Dans son rapport de 2008 le Président Magendie s’interrogeait à propos de la Médiation: « C’est une vraie interrogation que celle du succès mitigé de ce Mode Alternatif de Règlement des Conflits qui apporte un peu d’humanité dans un déroulement parfois kafkaïen des procédures alors même que l’ensemble des professionnels de la justice s’accordent à en saluer les mérites (…) C’est désormais vers l’action concrète que nous devons tendre nos efforts afin que la médiation judiciaire devienne le mode habituel de règlement des conflits [2] ».
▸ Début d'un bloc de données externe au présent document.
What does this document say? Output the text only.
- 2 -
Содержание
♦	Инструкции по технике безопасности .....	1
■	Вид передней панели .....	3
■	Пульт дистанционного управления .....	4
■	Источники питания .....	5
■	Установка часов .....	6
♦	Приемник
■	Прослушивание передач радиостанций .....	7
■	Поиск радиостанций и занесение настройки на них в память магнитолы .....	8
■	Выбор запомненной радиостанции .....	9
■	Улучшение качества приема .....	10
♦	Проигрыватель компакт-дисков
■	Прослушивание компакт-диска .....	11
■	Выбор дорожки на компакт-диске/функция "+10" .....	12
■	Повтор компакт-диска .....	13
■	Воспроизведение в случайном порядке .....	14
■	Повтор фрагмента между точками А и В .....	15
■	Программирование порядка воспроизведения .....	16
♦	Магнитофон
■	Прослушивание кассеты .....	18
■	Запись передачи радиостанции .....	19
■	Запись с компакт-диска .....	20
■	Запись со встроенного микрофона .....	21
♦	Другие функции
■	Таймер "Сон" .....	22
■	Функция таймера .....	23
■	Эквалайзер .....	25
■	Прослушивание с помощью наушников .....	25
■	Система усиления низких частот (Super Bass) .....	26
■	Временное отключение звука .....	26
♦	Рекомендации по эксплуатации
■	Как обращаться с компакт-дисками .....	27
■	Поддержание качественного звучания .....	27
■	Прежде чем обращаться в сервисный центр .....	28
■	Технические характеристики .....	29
7 ans plus tard et 20 ans après la loi de 1995 sur la Médiation judiciaire, le mystère reste entier. Les rapports Guinchard, Darrois, Magendie, tous favorables à la Médiation, n’ont rien changé. Le grand chantier de Madame Taubira, « La justice du XXIème siècle », voudrait mettre « le citoyen au cœur du service public de la Justice » et ambitionne de bâtir « Une justice plus proche, plus efficace et plus protectrice ». Bonnes idées ! Comme de raison, il est prévu de favoriser les «Modes alternatifs de Règlement des Conflits »… « Jamais tant de vertu fut-elle couronnée [3] » ! J’ignore si le garde des Sceaux a lu ‘Esther’, mais le salut ne viendra pas d’en haut. Aujourd’hui les caisses de l’État sont vides, un recrutement massif de magistrats est exclu [4] et il se pourrait que la Chancellerie et Madame de « Maintenant » (confrontées aux contentieux de masse et à l’asphyxie de certaines juridictions) soient enfin contraintes de prendre la Médiation au sérieux.
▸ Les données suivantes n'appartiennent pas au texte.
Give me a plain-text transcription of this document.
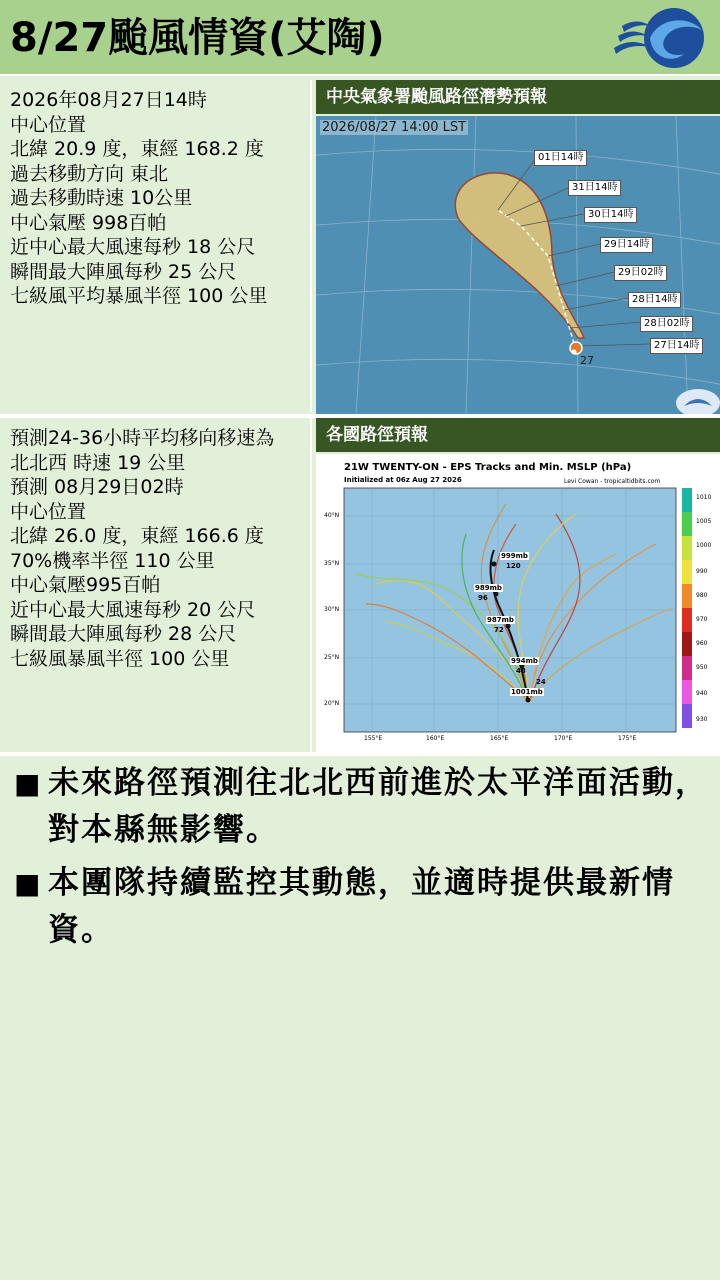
8/27颱風情資(艾陶)
2026年08月27日14時
中心位置
北緯 20.9 度，東經 168.2 度
過去移動方向 東北
過去移動時速 10公里
中心氣壓 998百帕
近中心最大風速每秒 18 公尺
瞬間最大陣風每秒 25 公尺
七級風平均暴風半徑 100 公里
預測24-36小時平均移向移速為
北北西 時速 19 公里
預測 08月29日02時
中心位置
北緯 26.0 度，東經 166.6 度
70%機率半徑 110 公里
中心氣壓995百帕
近中心最大風速每秒 20 公尺
瞬間最大陣風每秒 28 公尺
七級風暴風半徑 100 公里
中央氣象署颱風路徑潛勢預報
2026/08/27 14:00 LST
01日14時
31日14時
30日14時
29日14時
29日02時
28日14時
28日02時
27日14時
27
各國路徑預報
21W TWENTY-ON - EPS Tracks and Min. MSLP (hPa)
Initialized at 06z Aug 27 2026	Levi Cowan - tropicaltidbits.com
40°N
35°N
30°N
25°N
20°N
155°E	160°E	165°E	170°E	175°E
1010
1005
1000
990
980
970
960
950
940
930
999mb
120
989mb
96
987mb
72
994mb
48
1001mb
24
■ 未來路徑預測往北北西前進於太平洋面活動，對本縣無影響。
■ 本團隊持續監控其動態，並適時提供最新情資。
La jurisprudence, moins frileuse, consacre la force obligatoire des clauses de médiation et de conciliation depuis 2003 [5]. La chambre mixte de la Cour de cassation vient d’ajouter une pierre à sa construction prétorienne pro Médiation, jugeant que : « …la situation donnant lieu à la fin de non-recevoir tirée du défaut de mise en œuvre d'une clause contractuelle qui institue une procédure, obligatoire et préalable à la saisine du juge, favorisant une solution du litige par le recours à un tiers, n'est pas susceptible d'être régularisée par la mise en œuvre de la clause en cours d'instance… » [6]

L'assignation doit préciser les diligences entreprises en vue de parvenir à une résolution amiable du litige

Le décret 2015-282 du 11 mars 2015 relatif à « La simplification de la procédure civile, à la communication électronique et à la résolution amiable des différends » (en vigueur depuis le 1er avril 2015) a complété l’article 56 du Code de Procédure Civile. On sait qu’à peine de nullité une assignation doit contenir certaines mentions obligatoires et notamment l'indication de la juridiction devant laquelle la demande est portée, l'objet de la demande avec un exposé des moyens en fait et en droit, l'indication des modalités de comparution devant la juridiction et des pièces sur lesquelles la demande est fondée. Avec le nouveau décret « Sauf justification d'un motif légitime tenant à l'urgence ou à la matière considérée, en particulier lorsqu'elle intéresse l'ordre public, l'assignation précise également les diligences entreprises en vue de parvenir à une résolution amiable du litige ».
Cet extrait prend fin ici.